Frontline Initiative

Influencing Direct Support Worker Retention

The people who provide direct supports to people with developmental disabilities are critical to ensuring the quality of those supports. Unfortunately, research shows that for every ten direct support workers in a home, between five and seven workers leave in a given year. These high turnover rates increase recruiting, orientation, and training costs, decrease communication among staff members, decrease the continuity of treatment and care, increase administrative costs and job stress, and may reduce productivity and job satisfaction among those who choose to stay. The following study was implemented to identify factors that influence whether workers will stay or leave and to develop strategies to improve direct support worker retention.

Study Description

In 1993, researchers at the University of Minnesota began studying retention among newly hired residential direct support workers in 173 group homes in Minnesota. The study examined facility practices and characteristics that affect recruitment and retention. It also examined the experiences, perspectives, and characteristics of 172 direct support workers from when they were hired until they either quit or completed a year on the job. Preliminary results from the first of two facility surveys are available. Results from the staff surveys and the second facility survey will be available in 1997.


Preliminary results from the first facility survey are available for 103 houses with six or fewer residents. Forty-one of the homes operate as Intermediate Care Facilities for persons with Mental Retardation (ICF-MR), and 62 operate under the Home and Community-Based Waiver Program. On average, these homes opened in 1989 and support an average of 4.7 people with mental retardation. Of the 465 people who live in these homes, 67% walk without assistance, 61% have severe or profound mental retardation, and 53% have a specific intervention program to address challenging behavior. Approximately 17.5% of these homes use live-in staff members.

These homes employ 975 direct support workers. Of those workers, most (77% ) are female, and the mean age was 32 years. These houses experienced several recruitment and retention challenges. For example, 64% of the supervisors reported having problems finding new direct support workers to replace those who have left, 43% reported problems with staff turnover, and 40% reported problems with staff motivation. The overall turnover rate in these homes was 46%. Notably, of the direct support workers who had quit within the previous 12 months, the majority quit in the first year of employment, with 41% leaving within six months of being hired and another 25% leaving between six and twelve months after hire.

In a preliminary analysis of factors associated with turnover, a significant percentage (23%) of the differences in turnover rates between homes could be explained.
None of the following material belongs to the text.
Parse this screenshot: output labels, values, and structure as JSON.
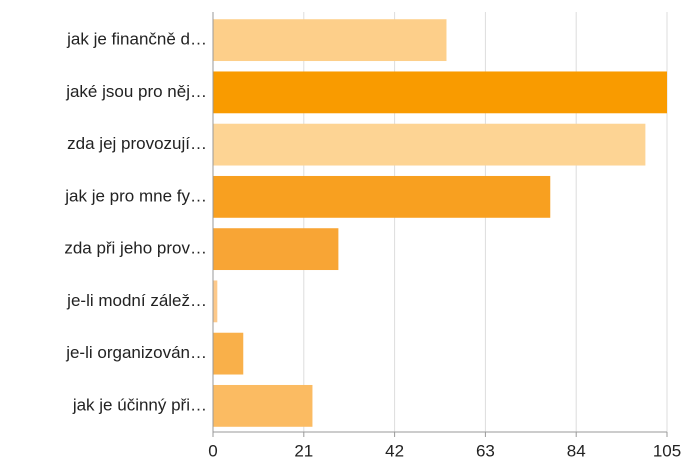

Higher turnover rates were associated with lower beginning wages, higher daily per diem rates, lower county unemployment rates, having fewer direct support workers, and supporting more people with severe or profound mental retardation. Once those factors were taken into account, county population, number of years the facility was open, ICF-MR status, and the use of live-in staff members did not help to explain differences in turnover rates of different houses. A separate analysis showed that homes in which a higher proportion of workers were eligible for paid leave time (in the form of sick time, vacation, or holiday pay) had significantly lower turnover rates.

Discussion and Recommendations

Based on these preliminary results, several strategies might be helpful to reduce turnover rates and to improve retention of new direct support workers. First, most of the people who quit did so after a short time on the job. One way to reduce this type of turnover is to use realistic job previews (RJPs) to make sure that recruits have good information about the job before they decide to take it or not. RJPs use strategies such as videotapes, booklets, oral presentations, work sample tests, and interviews to present undistorted information to job applicants about the job and the organization before a job offer has been made (Wanous, 1992). RJPs for residential settings should address things like relationships with co-workers or supervisors, opportunities to do fun things, pay and benefits, hours and scheduling practices, and difficult or unpleasant tasks such as assisting with personal care, supporting people with challenging behavior, providing transportation, and paperwork responsibilities. Another useful strategy is to provide incentives to current employees to recruit new workers. Workers recruited this way are likely to know more details about the job than applicants identified through newspaper advertisements and would therefore be less likely to leave shortly after hire because the job did not meet their expectations. A final recommendation is to examine paid leave policies. It may be less expensive to increase the proportion of direct support workers eligible for paid leave time than to continue to struggle with the costs of recruitment, training, and supporting new workers.


  • Wanous, J. P. (1992). Organizational entry: Recruitment, selection, orientation and socialization of newcomers (2nd Ed.). New York: Addison Wesley.